I glanced up at Quinn and he winked.
We skirted by J.C. Penney’s, Hink’s and the public library, and as we approached the box office he relaxed the death grip on my hand, but didn’t let go.
“Thanks,” I murmured, handing back the handkerchief. I craned to look up, hoping for a smile. Quinn had grown a foot taller over the summer. He looked older, and the grim set of his jaw and eyes made him look formidable, though it was hard to believe a boy as gentle as Quinn Radcliffe was someone to be reckoned with.
“Don’t they know it won’t do any good? They just keep sending people over there to di
e,” he muttered, shoving the handkerchief back in his pocket.
“Sorry?”
“Nothing.”
“I hope you don’t get drafted.”
“That makes two of us.” Quinn glanced down and smiled. “That really is my favorite dress.”
“Is it?

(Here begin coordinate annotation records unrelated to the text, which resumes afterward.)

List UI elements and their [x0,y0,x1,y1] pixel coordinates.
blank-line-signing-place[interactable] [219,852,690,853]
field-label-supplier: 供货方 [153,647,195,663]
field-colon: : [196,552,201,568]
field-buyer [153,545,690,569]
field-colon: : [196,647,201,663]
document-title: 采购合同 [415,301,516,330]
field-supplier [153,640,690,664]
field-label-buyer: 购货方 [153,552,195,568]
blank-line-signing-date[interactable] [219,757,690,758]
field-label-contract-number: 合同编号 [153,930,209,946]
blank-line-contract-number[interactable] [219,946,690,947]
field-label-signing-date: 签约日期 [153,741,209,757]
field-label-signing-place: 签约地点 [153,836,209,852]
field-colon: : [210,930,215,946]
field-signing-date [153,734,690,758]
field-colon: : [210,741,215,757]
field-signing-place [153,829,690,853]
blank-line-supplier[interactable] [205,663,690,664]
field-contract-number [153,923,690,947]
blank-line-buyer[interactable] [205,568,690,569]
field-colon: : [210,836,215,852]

Thanks.”
“You know what movie we’re seeing, don’t you?”
A line was forming at the box office and so I saved our places in line while Quinn went across the street to Edy’s Ice Cream Parlor. He came back breathlessly and handed off a strawberry cone. “My favorite!” I gushed.
“Yeah, the school cafeteria – you always seem to go for the strawberries,” he remarked.
“I thought you ate lunch in the band room with the orchestra kids.”
“Part of the time, but I mostly sit in the back of the cafeteria and work on compositions. The noise actually helps; it’s called white noise – like a TV when the station signs off, it blocks out everything and helps me concentrate.”
“You watch me go for strawberries, huh?”
“I’m not a Peeping Tom or following you around or anything like that, if that’s what you’re thinking,” Quinn blurted out nervously. “I hope you don’t think…”
“I’m teasing you, Quinn!” I laughed. “It’s okay if I tease you? I’m the type of girl that if I don’t tease or try to make you laugh, you better worry.”
“You’re the only interesting girl in the school. That’s why I noticed you at first. Other guys did, too. I heard them talking. You don’t draw attention to yourself; there’s something about you, well…”
“Thank you,” I whispered, touching his arm and smiling up at him.
“And then there’s the smile,” he said now.
There wasn’t much more I could say. I brushed the hair off my face and glanced at Quinn from time to time as we moved slowly in the long queue that had snaked down Shattuck to Kittredge and around the corner, with more people arriving as the show times approached for this, the most talked-about movie of the year.
“Hey, is that…?”
I looked where Quinn was gesturing with his chin.
It was!
My ex-boyfriend Will had joined the line with his latest, Amber Lynne Smollers, the sister of Quinn’s rival in just about everything. I looked away but not soon enough. Will hailed me with a wave, a stupid grin.